Die Landschaft bestand aus staubtrockenen Brachäckern, die alle gleich aussahen. Es war eine einsame Wüstenei, in der kein Laut ertönte, kein Vogel den Himmel teilte, keine Mücken im flimmernden Licht tanzten. Durch dieses Totland zog sich die Straße schnurgerade hin zu dem Dorf mit seinem Kirchturm und den Giebeldächern, von dem sie sich Hilfe erhoffte.

Nach einiger Zeit, die ihr schier unendlich erschienen war, erreichte sie die ersten Häuser. Ihr Arm mit der Tasche schmerzte, und erschrocken stellte sie fest, dass sie unterwegs ihren Mantel verloren haben musste. Leise fluchend ging sie in die Ortschaft hinein.

Die Szenerie, in die sie geraten war, wirkte nicht einladend. Gebäude, die jeder Symmetrie spotteten, lehnten zu beiden Seiten einer unbelebten Straße aneinander.
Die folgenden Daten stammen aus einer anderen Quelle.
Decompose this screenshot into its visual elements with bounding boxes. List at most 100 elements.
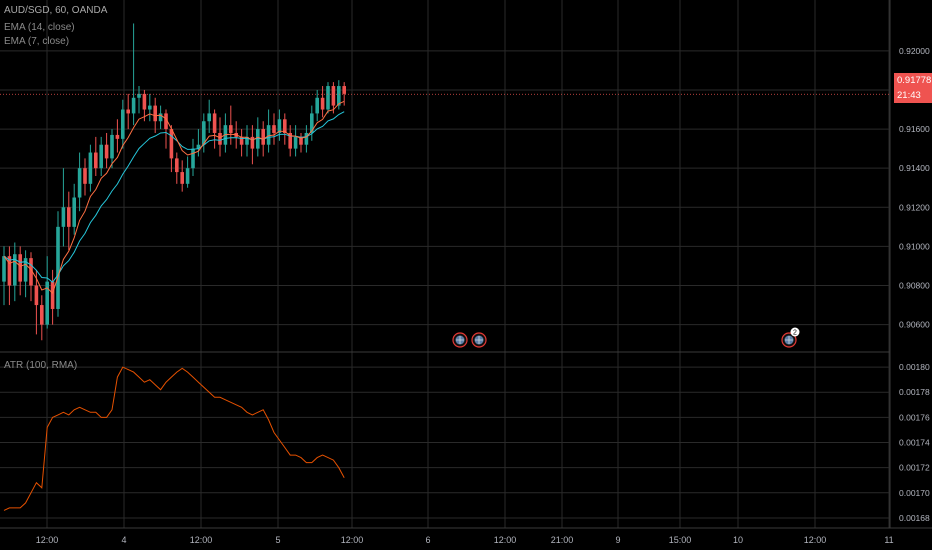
price-tick-label: 0.90600 (899, 320, 930, 330)
candle[interactable] (164, 109, 168, 149)
candle[interactable] (315, 89, 319, 122)
candle[interactable] (337, 80, 341, 110)
candle[interactable] (212, 109, 217, 149)
candle[interactable] (56, 211, 60, 317)
candle[interactable] (83, 158, 87, 196)
candle[interactable] (34, 269, 39, 335)
candle-body (326, 86, 330, 110)
symbol-legend[interactable]: AUD/SGD, 60, OANDA (4, 5, 107, 16)
candle[interactable] (126, 93, 130, 130)
candle[interactable] (304, 125, 309, 153)
candle[interactable] (277, 109, 282, 141)
candle[interactable] (7, 246, 12, 306)
candle[interactable] (110, 129, 114, 169)
event-markers[interactable]: 2 (452, 327, 800, 348)
price-tick-label: 0.91200 (899, 202, 930, 212)
candle[interactable] (331, 82, 336, 114)
candle[interactable] (2, 246, 6, 306)
candle[interactable] (99, 136, 103, 176)
candle[interactable] (67, 191, 71, 251)
candle[interactable] (61, 168, 66, 247)
candle[interactable] (29, 252, 33, 302)
symbol-label: AUD/SGD, 60, OANDA (4, 5, 108, 16)
candle[interactable] (223, 113, 228, 153)
candle[interactable] (13, 242, 17, 302)
time-tick-label: 12:00 (341, 535, 364, 545)
candle[interactable] (142, 89, 147, 122)
candle-body (45, 281, 49, 325)
candle[interactable] (50, 269, 55, 325)
event-count-badge: 2 (790, 327, 800, 337)
candle[interactable] (250, 125, 255, 165)
candle[interactable] (18, 246, 22, 296)
candle[interactable] (272, 113, 276, 145)
candle[interactable] (72, 183, 76, 235)
candle[interactable] (185, 156, 190, 188)
candle-body (202, 121, 206, 145)
atr-legend[interactable]: ATR (100, RMA) (4, 360, 78, 371)
candle[interactable] (207, 99, 211, 133)
candle-body (239, 136, 244, 145)
price-tick-label: 0.90800 (899, 281, 930, 291)
candle[interactable] (283, 113, 287, 145)
candle-body (229, 125, 233, 133)
candle[interactable] (229, 105, 233, 145)
candle[interactable] (180, 160, 184, 192)
candle[interactable] (40, 295, 44, 341)
candle[interactable] (293, 125, 298, 157)
candle[interactable] (45, 256, 49, 329)
candle[interactable] (288, 125, 292, 157)
candle-body (23, 258, 28, 282)
candle[interactable] (218, 117, 222, 157)
candle[interactable] (169, 125, 174, 173)
last-price-tag: 0.91778 (894, 73, 932, 88)
candle[interactable] (175, 152, 179, 184)
candle[interactable] (202, 113, 206, 153)
time-tick-label: 12:00 (804, 535, 827, 545)
candle[interactable] (310, 105, 314, 141)
candle[interactable] (158, 105, 163, 130)
candle-body (61, 207, 66, 227)
price-axis[interactable]: 0.920000.918000.916000.914000.912000.910… (899, 46, 930, 523)
candle[interactable] (320, 86, 325, 118)
candle[interactable] (191, 138, 195, 176)
economic-event-icon[interactable]: 2 (781, 327, 800, 348)
candle-body (2, 256, 6, 282)
candle-body (212, 113, 217, 133)
candle-body (115, 134, 120, 139)
candle[interactable] (77, 152, 82, 212)
ema14-line (3, 111, 345, 283)
price-tick-label: 0.91400 (899, 163, 930, 173)
candle[interactable] (23, 250, 28, 298)
ema14-legend[interactable]: EMA (14, close) (4, 22, 75, 33)
atr-line (3, 366, 345, 511)
grid (0, 0, 932, 529)
candle[interactable] (239, 129, 244, 157)
price-tick-label: 0.91000 (899, 241, 930, 251)
bar-countdown-tag: 21:43 (894, 88, 932, 103)
economic-event-icon[interactable] (471, 332, 487, 348)
candle[interactable] (148, 93, 152, 122)
candle-body (299, 136, 303, 145)
economic-event-icon[interactable] (452, 332, 468, 348)
candle[interactable] (94, 136, 98, 176)
time-tick-label: 12:00 (494, 535, 517, 545)
candle[interactable] (104, 132, 109, 169)
candle[interactable] (196, 129, 201, 157)
candle-body (288, 132, 292, 149)
candle[interactable] (266, 109, 271, 153)
candle-body (207, 113, 211, 122)
candle[interactable] (137, 86, 141, 114)
candle[interactable] (121, 99, 125, 149)
atr-tick-label: 0.00178 (899, 387, 930, 397)
candle[interactable] (131, 23, 136, 126)
candle[interactable] (326, 82, 330, 114)
candle[interactable] (88, 144, 93, 192)
ema7-legend[interactable]: EMA (7, close) (4, 36, 70, 47)
time-axis[interactable]: 12:00 4 12:00 5 12:00 6 12:00 21:00 9 15:00 10 12:0… (36, 535, 894, 545)
candles[interactable] (2, 23, 346, 341)
candle[interactable] (115, 119, 120, 153)
candle[interactable] (299, 132, 303, 153)
candle[interactable] (245, 125, 249, 157)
Ihre Fenster waren blind, ihre Giebel verkrüppelt.  Ohne innezuhalten, setzte Alma weiter einen Fuß vor den anderen, bog in eine Seitengasse der Hauptstraße ein und fand an deren Ende ein Café auf einem kopfsteingepflasterten Platz. Hier saßen Menschen an runden Tischen. Ihre Augen blickten starr in die flimmernde Weite über sich.

Ein Kellner erschien. Er nickte Alma grüßend zu. Behände wand er sich zwischen den besetzten Tischen hindurch, bis er vor ihr stand. Mit anmutigen Gesten wies er ihr einen freien Stuhl an einem der Tische an, doch sie zögerte.  Der Kellner bemerkte das mit einem verständnisvollen Lächeln. Er nahm sie sanft am Arm und führte sie zu dem vorgesehenen Sitzplatz. Widerstandslos ließ sie sich darauf nieder. Der Kellner begann, eifrig die Tischplatte vor ihr zu polieren. Dann verschwand er in dem Café, ohne auch nur eine Bestellung abgewartet zu haben. Alma war darüber nicht verwundert. Ohne Interesse sah sie sich die Gesellschaft an ihrem Tisch an, die in den Nacken gefallenen Köpfe, die herabhängenden Arme. Diese Betrachtung ermüdete sie. Schon fühlte sie, wie sich Erschöpfung nach der langen Wanderung in ihr breit machte, und bald darauf schlief sie ein, schlief mit offenen gebrochenen Augen.

Der Kellner kam ohne Tablett zurück. Wohlwollend betrachtete er Alma, die schlaff auf ihrem Stuhl saß. Dann legte er vorsichtig den Kopf der Schlafenden zurück.